Operators have the ability to size material by varying the depth of cut, travel speed and drum rotation speed. Since all the material passes under the drum and the tooth penetration reduces with depth, deeper cuts achieve smaller material. Conversely, larger particles may be achieved by reducing the digging depth and increasing the speed (increased tooth penetration). Top-down cutting minimizes contact of the cut material with the drum, which reduces wear on the picks and pick holders.
“There’s a distinct advantage here,” explained Van Roekel, an applications specialist at Vermeer. “If you do a bottom or up cut, the material builds up in front of the drum, and it may hit several teeth before it gets away from the drum. But with a top-down cut, the material hits the teeth once and then passes 30 degrees behind the drum, resulting in a more consistent particle size, less horsepower used and reduced wear on cutting teeth.”
4. Consider a staggered pattern
Now let’s talk about tooth pattern.
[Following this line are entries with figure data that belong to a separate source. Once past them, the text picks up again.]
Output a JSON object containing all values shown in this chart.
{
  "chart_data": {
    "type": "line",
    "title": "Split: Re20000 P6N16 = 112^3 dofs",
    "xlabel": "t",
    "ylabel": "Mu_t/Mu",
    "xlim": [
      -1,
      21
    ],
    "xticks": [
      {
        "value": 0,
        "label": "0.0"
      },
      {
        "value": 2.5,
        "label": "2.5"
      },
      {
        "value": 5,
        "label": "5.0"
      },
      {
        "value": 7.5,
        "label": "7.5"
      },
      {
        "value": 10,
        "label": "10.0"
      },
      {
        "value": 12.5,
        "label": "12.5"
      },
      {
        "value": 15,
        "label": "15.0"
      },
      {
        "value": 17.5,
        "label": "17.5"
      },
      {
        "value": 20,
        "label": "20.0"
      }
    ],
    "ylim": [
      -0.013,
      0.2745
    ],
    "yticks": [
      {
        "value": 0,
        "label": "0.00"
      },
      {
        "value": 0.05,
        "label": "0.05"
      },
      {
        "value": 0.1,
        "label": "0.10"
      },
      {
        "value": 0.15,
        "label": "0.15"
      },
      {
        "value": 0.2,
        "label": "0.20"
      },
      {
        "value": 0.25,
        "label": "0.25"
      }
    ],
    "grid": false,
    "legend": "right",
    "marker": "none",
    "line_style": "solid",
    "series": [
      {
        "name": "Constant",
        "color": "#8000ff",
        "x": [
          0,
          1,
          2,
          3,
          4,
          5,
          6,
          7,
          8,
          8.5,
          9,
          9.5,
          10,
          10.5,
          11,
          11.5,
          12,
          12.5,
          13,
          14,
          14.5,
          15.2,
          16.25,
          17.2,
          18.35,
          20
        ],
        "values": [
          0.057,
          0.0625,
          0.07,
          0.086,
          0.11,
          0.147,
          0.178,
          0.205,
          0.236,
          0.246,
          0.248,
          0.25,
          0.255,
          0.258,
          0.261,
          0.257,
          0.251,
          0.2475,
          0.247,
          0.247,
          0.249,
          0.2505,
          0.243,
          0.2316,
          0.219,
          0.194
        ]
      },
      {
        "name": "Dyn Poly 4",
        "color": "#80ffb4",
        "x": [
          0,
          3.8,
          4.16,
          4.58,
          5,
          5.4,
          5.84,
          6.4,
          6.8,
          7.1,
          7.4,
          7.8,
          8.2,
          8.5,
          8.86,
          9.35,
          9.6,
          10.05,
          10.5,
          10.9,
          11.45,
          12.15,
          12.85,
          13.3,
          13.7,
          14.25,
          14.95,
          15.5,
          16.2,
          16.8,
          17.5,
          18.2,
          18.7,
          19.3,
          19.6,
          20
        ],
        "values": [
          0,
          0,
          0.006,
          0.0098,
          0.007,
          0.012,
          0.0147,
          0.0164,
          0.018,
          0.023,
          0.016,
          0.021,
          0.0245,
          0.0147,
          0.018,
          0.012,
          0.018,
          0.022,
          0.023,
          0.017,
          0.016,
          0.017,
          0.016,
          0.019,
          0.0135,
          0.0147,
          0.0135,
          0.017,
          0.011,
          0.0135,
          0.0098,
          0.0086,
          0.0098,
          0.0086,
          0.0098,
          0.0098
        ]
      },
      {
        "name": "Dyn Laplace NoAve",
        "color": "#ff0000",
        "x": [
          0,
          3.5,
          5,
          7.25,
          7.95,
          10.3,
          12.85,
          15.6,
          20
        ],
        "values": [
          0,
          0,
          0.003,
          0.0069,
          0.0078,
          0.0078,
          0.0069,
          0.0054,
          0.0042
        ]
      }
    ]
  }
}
Scieszinski said when crews are working in exceptionally hard rock, they may want to consider using a staggered pattern that incorporates short and long teeth on their trencher. “For this pattern, longer teeth are placed in the middle of the chevron to make the initial impact, while shorter teeth are used at the outer edges to pull the chips out of the way,” he explained. “Using a combination of smaller carbide-tipped teeth and larger surfaced carbide teeth is also another combination often employed. This configuration mimics the way a person chews their food. Teeth in the middle cut and the outer teeth grind and reduce the particle size.”
Pick the pattern you think will work best for your jobsite.
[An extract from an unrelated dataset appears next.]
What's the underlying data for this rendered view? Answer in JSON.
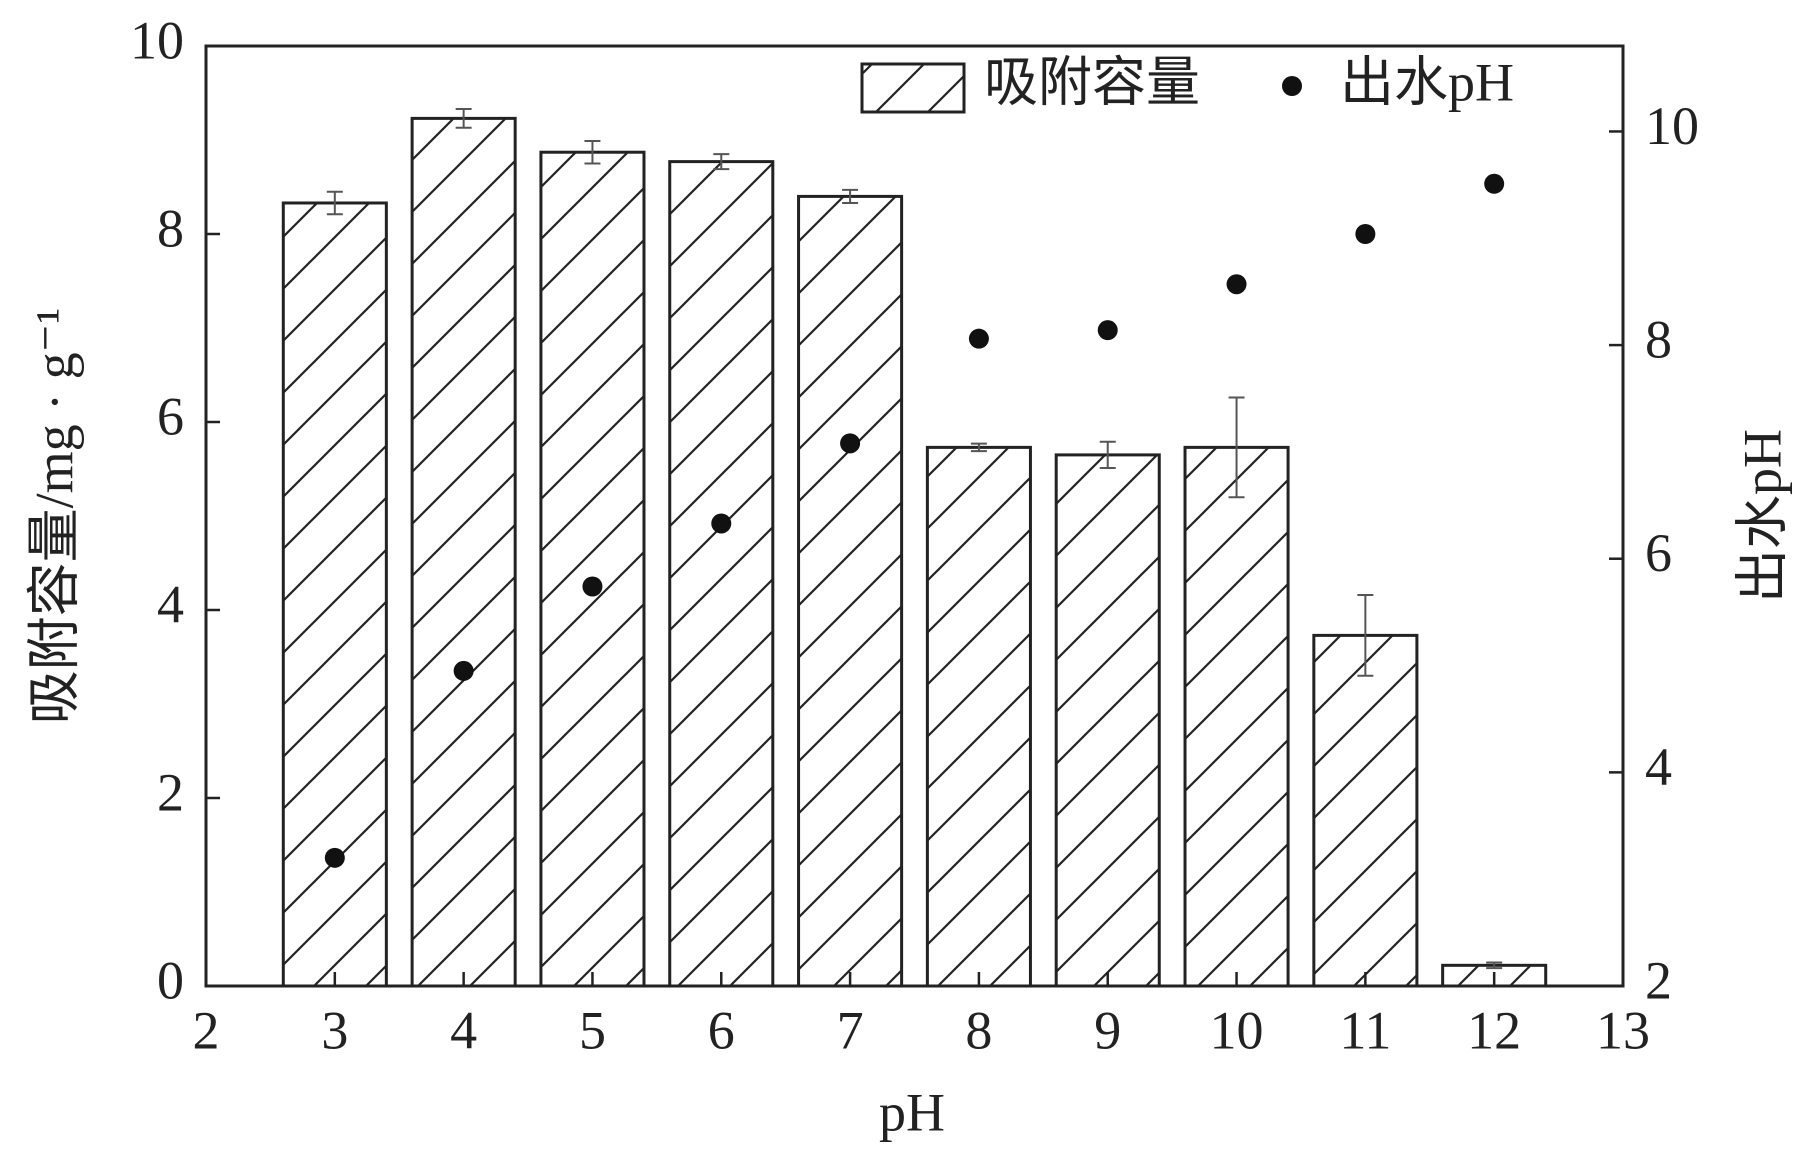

5. Watch your pockets and teeth
Some teeth, like the ones that Vermeer recommends from teeth vendors, have a type of pocket protector built onto each tooth. The protector is a skirt around the tooth resembling a bell. This helps maintain your teeth over time and reduce wearing down too far.
“There’s a lot at stake if you don’t maintain your teeth properly,” explained Jeff Utter, Vermeer product manager. “If you don’t change your teeth often enough, they can wear down too far into the pocket and you have to cut it off and weld a new one. This can take a couple of hours and create unnecessary downtime.”
Routinely maintaining your machine’s teeth and pockets is crucial to the uptime and productivity on the jobsite. A normal tooth change takes anywhere from 30 seconds to a minute, any amount of time beyond that is time you shouldn’t have to spend on routine maintenance.